A more recent case, in 2018, follows the same logic and reason in adjudicating vaccine/autism cases. In Motuzyuk vs. SHHS, Special Master Corcoran dismissed the case for lacking reasonable basis, but even so included the following in the judgement:

"But the question of the propensity of vaccines to cause autism has been largely foreclosed in the Vaccine Program by a host of extremely well-reasoned, carefully-considered cases decided over the past twelve years. There is no justification in this case for expending the time and money for yet another expert on this topic given the extremely low odds that said expert could offer an opinion based on new science more persuasive than all the expert opinions on the topic that have already been rejected over and over again. See Hardy v. Secy of Health & Human Servs., No. 08-108V, 2015 WL 7732603, at *4–5 (Fed. Cl. Spec. Mstr. Nov. 3, 2015) And with that judgement referenced eleven autism claims unsuccessfully tried, plus six that were rejected (over the petitioners’ objections) without trial.

The bottom line: is that the existence of the vaccine court and its payout for claims with an incredibly low bar, does not in fact mean that the government and all the scientists worldwide secretly think vaccines cause autism and are hiding it and paying people to keep quiet. What this story reminds us is that science and public health are always walking a tightrope — balancing compassion for families, while still protecting the broader community from preventable diseases. It’s complicated, it’s emotional, and it’s incredibly high-stakes.

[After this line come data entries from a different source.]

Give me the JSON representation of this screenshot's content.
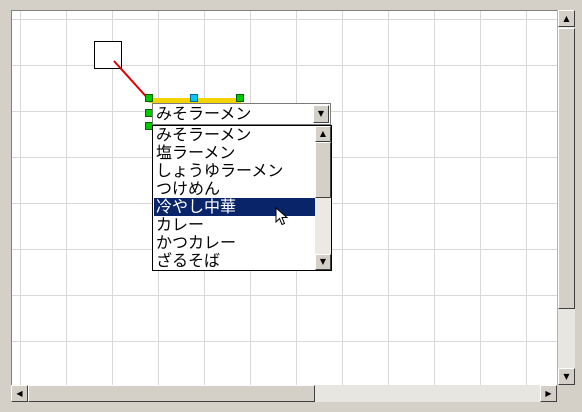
{
  "combo": {
    "selected_value": "みそラーメン",
    "options": [
      "みそラーメン",
      "塩ラーメン",
      "しょうゆラーメン",
      "つけめん",
      "冷やし中華",
      "カレー",
      "かつカレー",
      "ざるそば"
    ],
    "highlighted_option": "冷やし中華"
  },
  "icons": {
    "dropdown_arrow": "▼",
    "scroll_up": "▲",
    "scroll_down": "▼",
    "scroll_left": "◀",
    "scroll_right": "▶"
  },
  "colors": {
    "selection_bg": "#0a246a",
    "connector_line": "#e00000",
    "handle_green": "#00c800",
    "handle_cyan": "#00c8ff",
    "yellow_bar": "#f4d400"
  }
}
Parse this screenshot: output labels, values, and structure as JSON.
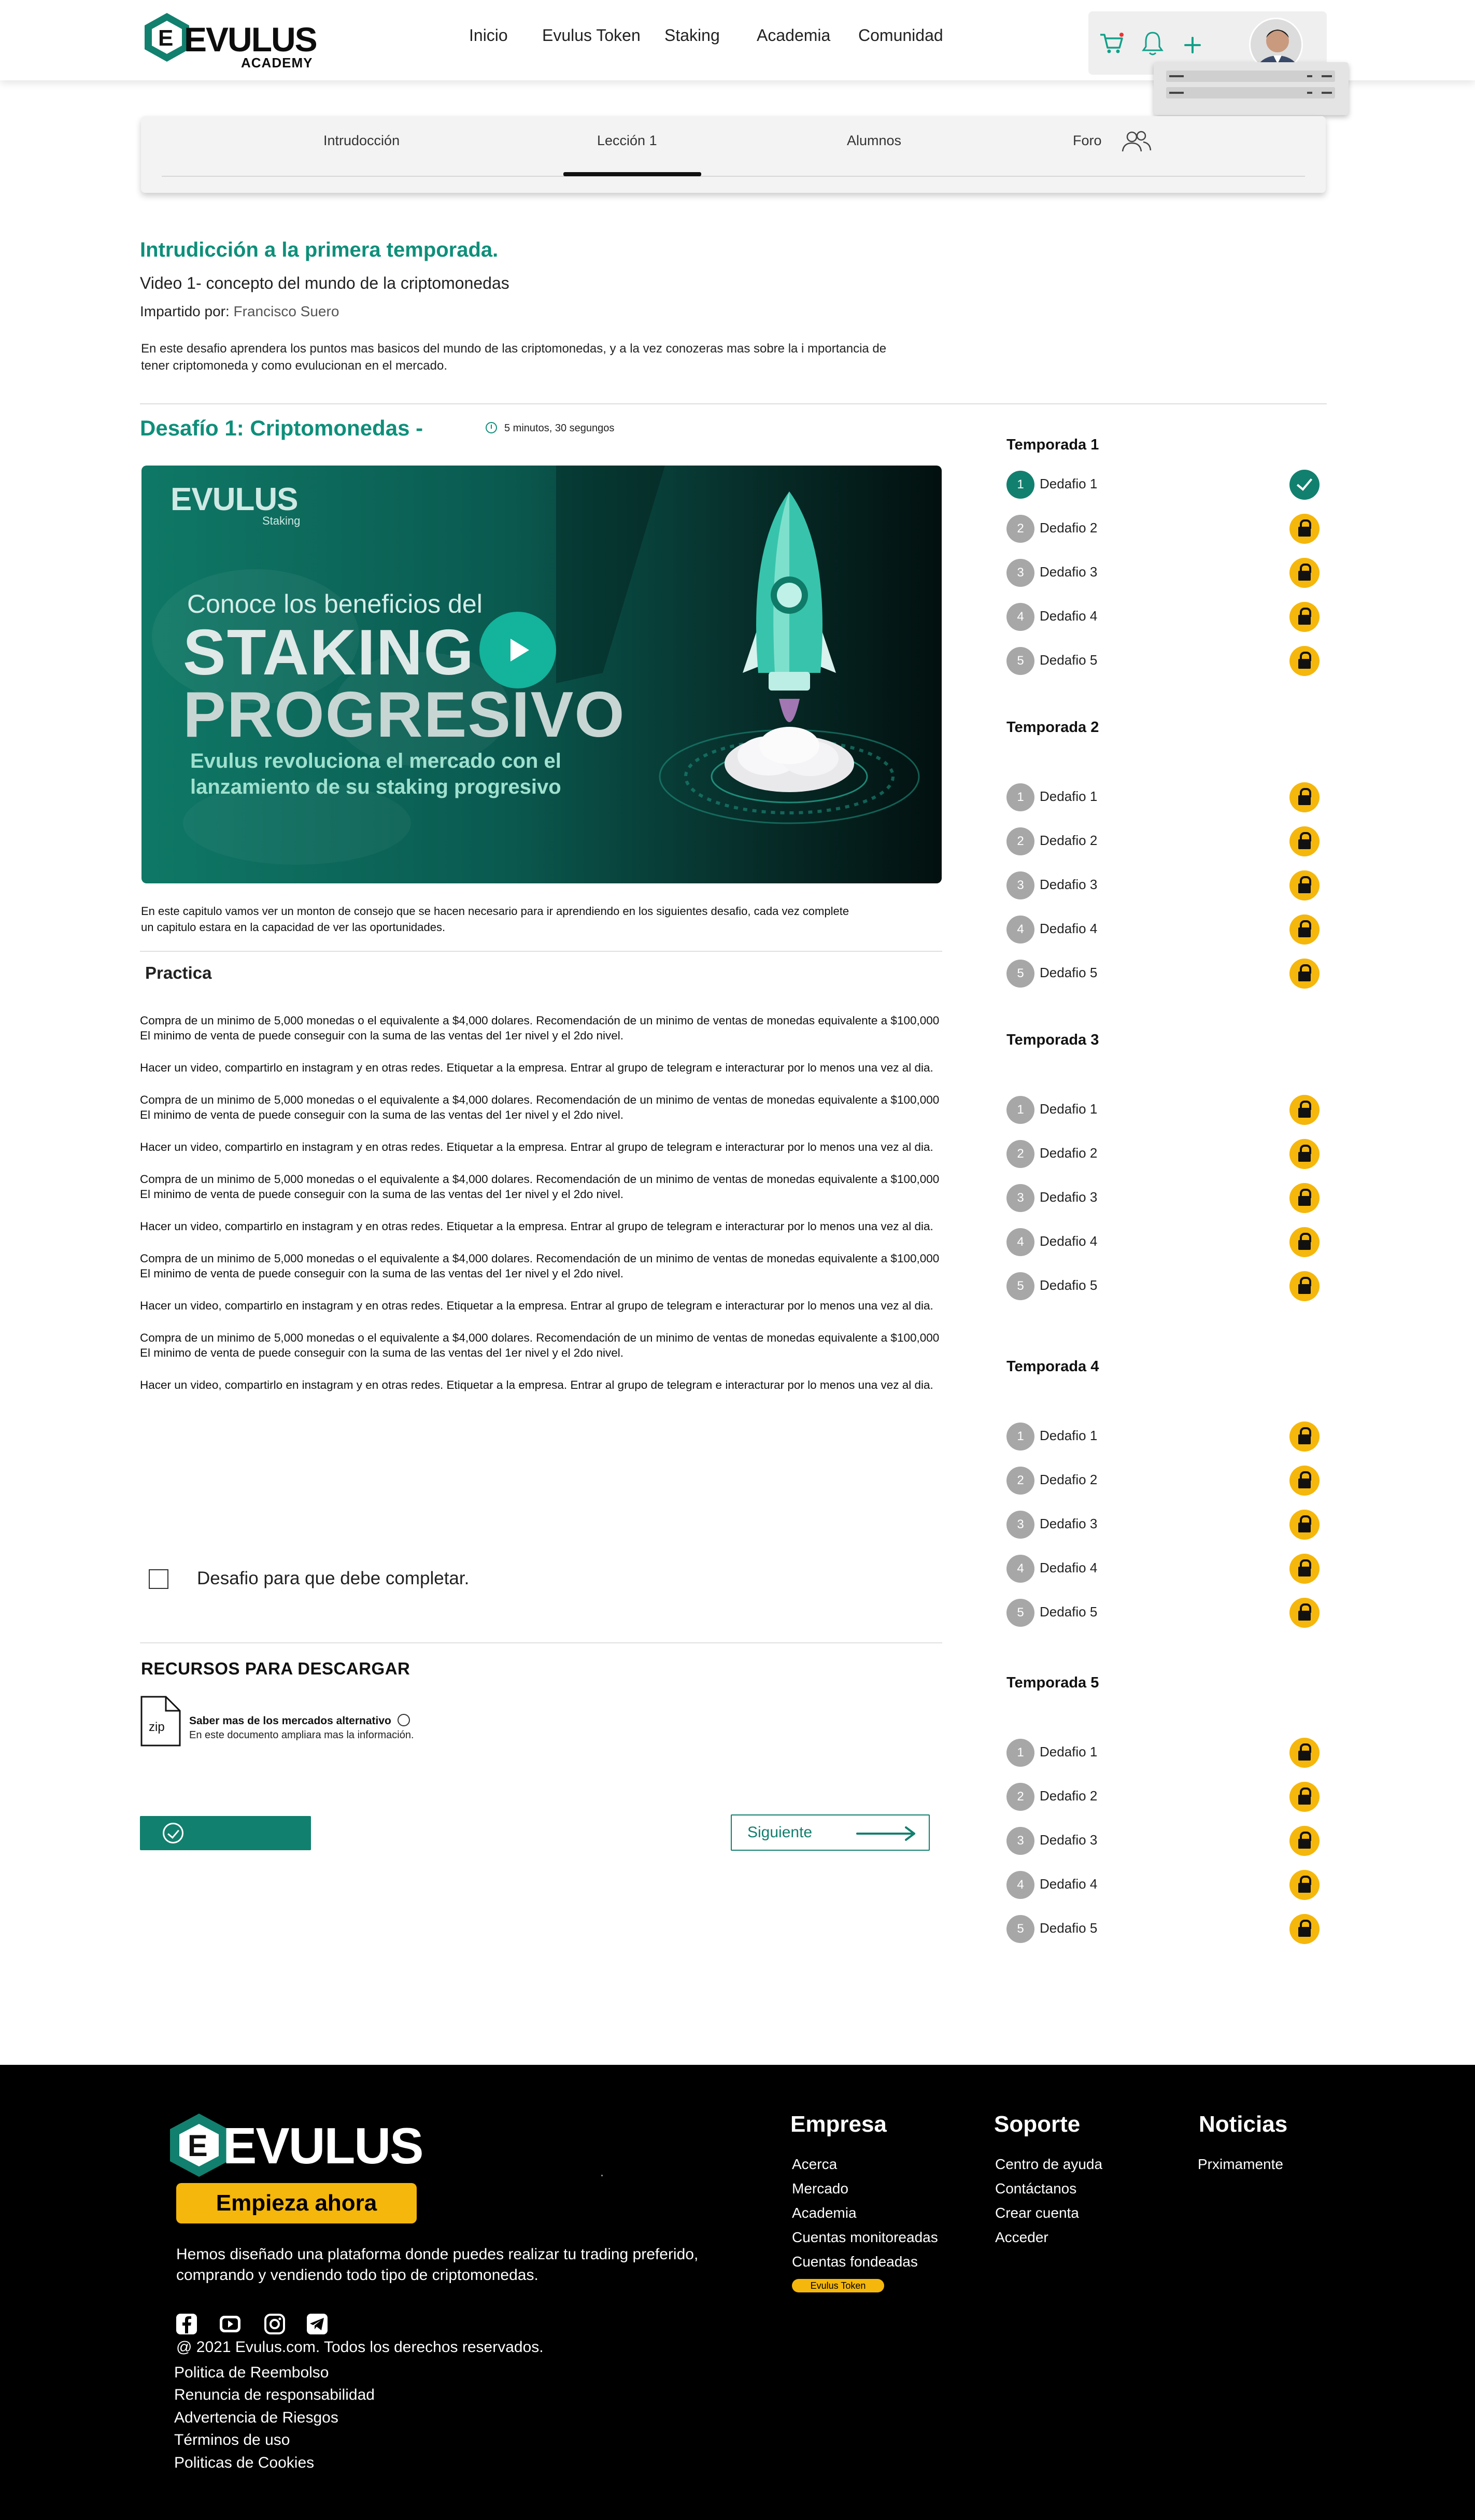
{
  "nav": {
    "brand": "EVULUS",
    "brand_sub": "ACADEMY",
    "menu": [
      "Inicio",
      "Evulus Token",
      "Staking",
      "Academia",
      "Comunidad"
    ]
  },
  "icons": {
    "cart": "cart-icon",
    "bell": "bell-icon",
    "plus": "plus-icon",
    "users": "users-icon",
    "clock": "clock-icon",
    "zip": "zip-file-icon",
    "social": [
      "facebook-icon",
      "youtube-icon",
      "instagram-icon",
      "telegram-icon"
    ]
  },
  "tabs": [
    "Intrudocción",
    "Lección 1",
    "Alumnos",
    "Foro"
  ],
  "intro": {
    "title": "Intrudicción a la primera temporada.",
    "subtitle": "Video 1- concepto del mundo de la criptomonedas",
    "taught_by_label": "Impartido por:",
    "teacher": "Francisco Suero",
    "description": "En este desafio aprendera los puntos mas basicos del mundo de las criptomonedas, y a la vez conozeras mas sobre la i mportancia de tener criptomoneda y como evulucionan en el mercado."
  },
  "challenge": {
    "title": "Desafío 1: Criptomonedas -",
    "duration": "5 minutos, 30 segungos",
    "video": {
      "brand": "EVULUS",
      "brand_sub": "Staking",
      "line1": "Conoce los beneficios del",
      "big1": "STAKING",
      "big2": "PROGRESIVO",
      "line3": "Evulus revoluciona el mercado con el lanzamiento de su staking progresivo"
    },
    "video_description": "En este capitulo vamos ver un monton de consejo que se hacen necesario para ir aprendiendo en los siguientes desafio, cada vez complete un capitulo estara en la capacidad de ver las oportunidades.",
    "practice_title": "Practica",
    "practice_paragraphs": [
      "Compra de un minimo de 5,000 monedas o el equivalente a $4,000 dolares. Recomendación de un minimo de ventas de monedas equivalente a $100,000 El minimo de venta de puede conseguir con la suma de las ventas del 1er nivel y el 2do nivel.",
      "Hacer un video, compartirlo en instagram y en otras redes. Etiquetar a la empresa. Entrar al grupo de telegram e interacturar por lo menos una vez al dia.",
      "Compra de un minimo de 5,000 monedas o el equivalente a $4,000 dolares. Recomendación de un minimo de ventas de monedas equivalente a $100,000 El minimo de venta de puede conseguir con la suma de las ventas del 1er nivel y el 2do nivel.",
      "Hacer un video, compartirlo en instagram y en otras redes. Etiquetar a la empresa. Entrar al grupo de telegram e interacturar por lo menos una vez al dia.",
      "Compra de un minimo de 5,000 monedas o el equivalente a $4,000 dolares. Recomendación de un minimo de ventas de monedas equivalente a $100,000 El minimo de venta de puede conseguir con la suma de las ventas del 1er nivel y el 2do nivel.",
      "Hacer un video, compartirlo en instagram y en otras redes. Etiquetar a la empresa. Entrar al grupo de telegram e interacturar por lo menos una vez al dia.",
      "Compra de un minimo de 5,000 monedas o el equivalente a $4,000 dolares. Recomendación de un minimo de ventas de monedas equivalente a $100,000 El minimo de venta de puede conseguir con la suma de las ventas del 1er nivel y el 2do nivel.",
      "Hacer un video, compartirlo en instagram y en otras redes. Etiquetar a la empresa. Entrar al grupo de telegram e interacturar por lo menos una vez al dia.",
      "Compra de un minimo de 5,000 monedas o el equivalente a $4,000 dolares. Recomendación de un minimo de ventas de monedas equivalente a $100,000 El minimo de venta de puede conseguir con la suma de las ventas del 1er nivel y el 2do nivel.",
      "Hacer un video, compartirlo en instagram y en otras redes. Etiquetar a la empresa. Entrar al grupo de telegram e interacturar por lo menos una vez al dia."
    ],
    "checkbox_label": "Desafio para que debe completar.",
    "checkbox_checked": false,
    "resources_title": "RECURSOS PARA DESCARGAR",
    "resource": {
      "file_type": "zip",
      "name": "Saber mas de los mercados alternativo",
      "description": "En este documento ampliara mas la información."
    },
    "next_label": "Siguiente"
  },
  "seasons": [
    {
      "title": "Temporada 1",
      "chapters": [
        {
          "num": "1",
          "label": "Dedafio 1",
          "status": "done"
        },
        {
          "num": "2",
          "label": "Dedafio 2",
          "status": "locked"
        },
        {
          "num": "3",
          "label": "Dedafio 3",
          "status": "locked"
        },
        {
          "num": "4",
          "label": "Dedafio 4",
          "status": "locked"
        },
        {
          "num": "5",
          "label": "Dedafio 5",
          "status": "locked"
        }
      ]
    },
    {
      "title": "Temporada 2",
      "chapters": [
        {
          "num": "1",
          "label": "Dedafio 1",
          "status": "locked"
        },
        {
          "num": "2",
          "label": "Dedafio 2",
          "status": "locked"
        },
        {
          "num": "3",
          "label": "Dedafio 3",
          "status": "locked"
        },
        {
          "num": "4",
          "label": "Dedafio 4",
          "status": "locked"
        },
        {
          "num": "5",
          "label": "Dedafio 5",
          "status": "locked"
        }
      ]
    },
    {
      "title": "Temporada 3",
      "chapters": [
        {
          "num": "1",
          "label": "Dedafio 1",
          "status": "locked"
        },
        {
          "num": "2",
          "label": "Dedafio 2",
          "status": "locked"
        },
        {
          "num": "3",
          "label": "Dedafio 3",
          "status": "locked"
        },
        {
          "num": "4",
          "label": "Dedafio 4",
          "status": "locked"
        },
        {
          "num": "5",
          "label": "Dedafio 5",
          "status": "locked"
        }
      ]
    },
    {
      "title": "Temporada 4",
      "chapters": [
        {
          "num": "1",
          "label": "Dedafio 1",
          "status": "locked"
        },
        {
          "num": "2",
          "label": "Dedafio 2",
          "status": "locked"
        },
        {
          "num": "3",
          "label": "Dedafio 3",
          "status": "locked"
        },
        {
          "num": "4",
          "label": "Dedafio 4",
          "status": "locked"
        },
        {
          "num": "5",
          "label": "Dedafio 5",
          "status": "locked"
        }
      ]
    },
    {
      "title": "Temporada 5",
      "chapters": [
        {
          "num": "1",
          "label": "Dedafio 1",
          "status": "locked"
        },
        {
          "num": "2",
          "label": "Dedafio 2",
          "status": "locked"
        },
        {
          "num": "3",
          "label": "Dedafio 3",
          "status": "locked"
        },
        {
          "num": "4",
          "label": "Dedafio 4",
          "status": "locked"
        },
        {
          "num": "5",
          "label": "Dedafio 5",
          "status": "locked"
        }
      ]
    }
  ],
  "footer": {
    "brand": "EVULUS",
    "cta": "Empieza ahora",
    "description": "Hemos diseñado una plataforma donde puedes realizar tu trading preferido, comprando y vendiendo todo tipo de criptomonedas.",
    "copyright": "@ 2021 Evulus.com. Todos los derechos reservados.",
    "legal": [
      "Politica de Reembolso",
      "Renuncia de responsabilidad",
      "Advertencia de Riesgos",
      "Términos de uso",
      "Politicas de Cookies"
    ],
    "columns": [
      {
        "title": "Empresa",
        "links": [
          "Acerca",
          "Mercado",
          "Academia",
          "Cuentas monitoreadas",
          "Cuentas fondeadas"
        ]
      },
      {
        "title": "Soporte",
        "links": [
          "Centro de ayuda",
          "Contáctanos",
          "Crear cuenta",
          "Acceder"
        ]
      },
      {
        "title": "Noticias",
        "links": [
          "Prximamente"
        ]
      }
    ],
    "badge": "Evulus Token"
  },
  "colors": {
    "accent": "#12806e",
    "accent_text": "#0e8f7a",
    "lock": "#f5b70b",
    "footer_bg": "#000000"
  }
}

But there's a real risk of people misunderstanding cases settled through the vaccine court and the antivax movement has only gotten more effective at peddling their lies. And here we are. Antivaxxers are making us sick again and now they are being led by RFK, whose ascendancy to the ultimate antivax throne is putting Americans' access to vaccines at risk. We need to collectively stand up for science and the truth about vaccines. Spread knowledge, not diseases. Again I will say, vaccines do not cause autism or any other developmental disorder, vaccines cause adults.